Portugal sold 1.65 billion euros in an extraordinary sale of short-term bonds on Friday, but analysts said its high cost of borrowing was still likely to force it into an international bailout within months.
Revised budget figures for last year have added to Lisbon's woes as it faces making 12 billion worth of debt payments in April and June that investors speculate may push state finances over the edge.
President Anibal cavaco Silva on Thursday called a snap election for June 5 following the government's resignation earlier this month and warned the next government faced an unprecedented economic crisis.
The average yield on the June 2012 bond rose to 5.793 percent from 3.159 percent in the sale in July.
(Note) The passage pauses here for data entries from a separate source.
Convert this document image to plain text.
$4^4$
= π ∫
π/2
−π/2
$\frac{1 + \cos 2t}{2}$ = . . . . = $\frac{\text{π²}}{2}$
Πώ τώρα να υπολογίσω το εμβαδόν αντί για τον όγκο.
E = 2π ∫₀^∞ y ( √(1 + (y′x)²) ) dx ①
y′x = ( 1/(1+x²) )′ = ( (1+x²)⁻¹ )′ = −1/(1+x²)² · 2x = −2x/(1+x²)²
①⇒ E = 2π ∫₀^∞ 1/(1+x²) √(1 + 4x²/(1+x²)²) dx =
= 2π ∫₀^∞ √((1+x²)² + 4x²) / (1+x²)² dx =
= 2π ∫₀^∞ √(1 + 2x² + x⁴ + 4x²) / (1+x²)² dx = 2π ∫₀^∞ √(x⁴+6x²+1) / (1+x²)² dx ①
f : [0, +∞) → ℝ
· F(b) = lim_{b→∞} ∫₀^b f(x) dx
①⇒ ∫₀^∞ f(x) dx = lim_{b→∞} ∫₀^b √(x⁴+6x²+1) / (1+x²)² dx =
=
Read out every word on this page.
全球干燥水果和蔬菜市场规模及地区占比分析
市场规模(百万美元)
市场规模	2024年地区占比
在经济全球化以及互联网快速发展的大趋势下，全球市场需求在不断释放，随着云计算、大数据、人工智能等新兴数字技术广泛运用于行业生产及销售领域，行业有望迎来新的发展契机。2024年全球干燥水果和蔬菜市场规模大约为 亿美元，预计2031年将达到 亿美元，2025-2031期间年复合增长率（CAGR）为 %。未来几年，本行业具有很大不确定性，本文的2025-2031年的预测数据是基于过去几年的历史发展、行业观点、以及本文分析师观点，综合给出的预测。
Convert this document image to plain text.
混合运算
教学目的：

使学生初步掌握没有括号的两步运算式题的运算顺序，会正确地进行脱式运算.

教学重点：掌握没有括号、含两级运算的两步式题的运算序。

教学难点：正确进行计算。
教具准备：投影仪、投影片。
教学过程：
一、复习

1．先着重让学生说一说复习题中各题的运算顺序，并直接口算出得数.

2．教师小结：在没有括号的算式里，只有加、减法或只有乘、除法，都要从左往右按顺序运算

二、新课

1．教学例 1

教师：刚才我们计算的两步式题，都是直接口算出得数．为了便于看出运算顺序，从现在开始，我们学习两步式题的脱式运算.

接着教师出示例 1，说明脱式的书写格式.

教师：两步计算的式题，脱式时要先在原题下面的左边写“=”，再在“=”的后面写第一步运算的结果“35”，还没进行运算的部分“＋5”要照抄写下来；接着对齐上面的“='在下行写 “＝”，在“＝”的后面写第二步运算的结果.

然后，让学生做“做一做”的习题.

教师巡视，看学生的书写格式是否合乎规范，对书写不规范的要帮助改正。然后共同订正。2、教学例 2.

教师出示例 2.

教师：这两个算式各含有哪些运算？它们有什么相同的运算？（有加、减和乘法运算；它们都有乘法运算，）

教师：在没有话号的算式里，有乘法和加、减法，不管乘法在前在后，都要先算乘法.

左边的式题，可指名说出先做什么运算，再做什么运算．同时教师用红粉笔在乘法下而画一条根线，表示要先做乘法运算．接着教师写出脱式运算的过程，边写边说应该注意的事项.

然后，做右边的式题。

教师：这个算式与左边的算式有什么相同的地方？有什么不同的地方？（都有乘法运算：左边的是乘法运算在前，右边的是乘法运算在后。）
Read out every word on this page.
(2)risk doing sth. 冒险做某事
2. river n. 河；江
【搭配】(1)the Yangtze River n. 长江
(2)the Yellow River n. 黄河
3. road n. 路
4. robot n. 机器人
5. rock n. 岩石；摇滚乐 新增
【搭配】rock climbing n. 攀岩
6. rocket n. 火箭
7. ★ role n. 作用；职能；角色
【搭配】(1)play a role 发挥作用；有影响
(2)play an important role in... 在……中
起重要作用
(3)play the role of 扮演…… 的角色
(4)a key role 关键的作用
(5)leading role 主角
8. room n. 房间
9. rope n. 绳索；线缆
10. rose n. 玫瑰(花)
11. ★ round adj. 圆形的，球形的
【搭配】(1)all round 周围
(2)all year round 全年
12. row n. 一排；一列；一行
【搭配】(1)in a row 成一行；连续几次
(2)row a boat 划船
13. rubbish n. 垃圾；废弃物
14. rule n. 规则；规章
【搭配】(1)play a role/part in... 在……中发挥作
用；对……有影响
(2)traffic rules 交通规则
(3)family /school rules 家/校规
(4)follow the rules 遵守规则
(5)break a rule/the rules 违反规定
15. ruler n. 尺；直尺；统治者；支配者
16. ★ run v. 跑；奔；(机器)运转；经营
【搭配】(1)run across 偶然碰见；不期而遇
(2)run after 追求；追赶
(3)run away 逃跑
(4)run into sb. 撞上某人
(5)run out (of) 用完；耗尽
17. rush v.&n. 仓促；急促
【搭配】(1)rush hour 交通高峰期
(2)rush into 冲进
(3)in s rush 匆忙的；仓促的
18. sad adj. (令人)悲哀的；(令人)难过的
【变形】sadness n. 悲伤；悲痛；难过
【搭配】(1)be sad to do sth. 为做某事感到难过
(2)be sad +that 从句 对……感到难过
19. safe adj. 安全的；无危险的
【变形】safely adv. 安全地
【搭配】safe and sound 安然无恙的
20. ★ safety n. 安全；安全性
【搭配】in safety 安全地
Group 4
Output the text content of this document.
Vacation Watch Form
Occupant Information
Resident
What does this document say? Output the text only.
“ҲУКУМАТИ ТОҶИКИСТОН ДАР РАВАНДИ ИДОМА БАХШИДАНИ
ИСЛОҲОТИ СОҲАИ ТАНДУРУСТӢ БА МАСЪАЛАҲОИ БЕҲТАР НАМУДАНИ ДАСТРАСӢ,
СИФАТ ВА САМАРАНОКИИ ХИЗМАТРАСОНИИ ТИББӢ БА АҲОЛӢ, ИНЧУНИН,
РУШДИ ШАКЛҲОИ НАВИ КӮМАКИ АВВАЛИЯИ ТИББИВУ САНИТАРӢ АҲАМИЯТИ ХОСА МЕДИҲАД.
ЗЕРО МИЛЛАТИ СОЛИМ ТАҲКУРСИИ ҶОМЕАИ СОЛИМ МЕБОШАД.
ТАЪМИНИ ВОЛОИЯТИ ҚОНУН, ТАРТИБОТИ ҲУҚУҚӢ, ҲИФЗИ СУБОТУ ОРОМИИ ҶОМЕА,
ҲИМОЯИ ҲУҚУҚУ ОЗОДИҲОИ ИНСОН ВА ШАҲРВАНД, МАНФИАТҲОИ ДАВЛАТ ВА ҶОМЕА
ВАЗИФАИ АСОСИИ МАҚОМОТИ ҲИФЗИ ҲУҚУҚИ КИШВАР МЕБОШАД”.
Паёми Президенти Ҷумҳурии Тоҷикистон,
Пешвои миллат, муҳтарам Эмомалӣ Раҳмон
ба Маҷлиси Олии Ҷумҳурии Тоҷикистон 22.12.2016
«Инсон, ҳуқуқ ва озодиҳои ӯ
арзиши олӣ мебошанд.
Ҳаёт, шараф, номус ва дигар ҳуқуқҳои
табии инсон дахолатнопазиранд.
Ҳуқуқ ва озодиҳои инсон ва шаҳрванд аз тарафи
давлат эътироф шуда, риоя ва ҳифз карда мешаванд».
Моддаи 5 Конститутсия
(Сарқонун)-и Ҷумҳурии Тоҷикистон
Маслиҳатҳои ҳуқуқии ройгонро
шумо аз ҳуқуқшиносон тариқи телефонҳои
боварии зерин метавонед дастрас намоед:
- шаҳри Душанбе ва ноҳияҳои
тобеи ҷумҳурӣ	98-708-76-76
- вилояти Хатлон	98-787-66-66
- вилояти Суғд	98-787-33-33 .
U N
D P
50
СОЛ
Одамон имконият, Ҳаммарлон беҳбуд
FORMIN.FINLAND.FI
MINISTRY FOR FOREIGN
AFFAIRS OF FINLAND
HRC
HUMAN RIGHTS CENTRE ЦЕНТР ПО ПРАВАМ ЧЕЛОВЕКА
The same maturity yielded over 7 percent bid in the secondary market earlier on Friday and analysts expected the bond to yield at least 6.5 percent.
Today's result will boost confidence it will be able to fund itself until a new government is sworn in toward the end of June, said Rabobank strategist Richard McGuire.
This does not, though, obviate the fact that it is fundamentally insolvent - i.e. it is clearly in a situation where debt will have to be issued to cover servicing costs thereby resulting in a snowballing of liabilities.
Orlando Green at Credit Agricole in London said that although the IGCP debt agency seemed to have lined up investors for the auction beforehand, the yield level being below the secondary market was a surprise.
I don't know how sustainable it is, but this auction reduces the fear that they won't be able to repay their debts coming due this month, he said.
Still, they can't borrow at 8-9 percent going forward, so it's unrealistic to expect they won't be bailed out in the end.
Bond yields spiked to new record highs on Thursday on the back of figures showing the 2010 budget deficit was more than a percentage point higher than the 7.3 percent of GDP targeted by the government. They were flat on Friday.
Prime Minister Jose Socrates, who now heads a caretaker government, has resisted asking for an international bailout after Greece and Ireland, but his resignation last week after parliament rejected budget austerity threw the country into political crisis and prompted downgrades by rating agencies.
Portugal has to redeem 4.2 billion euros of bonds on April 15 and 4.9 billion euros in June.
The premium investors demand to hold Portuguese benchmark 10-year bonds was practically unchanged at 536 basis points on Friday after Thursday's euro lifetime record highs.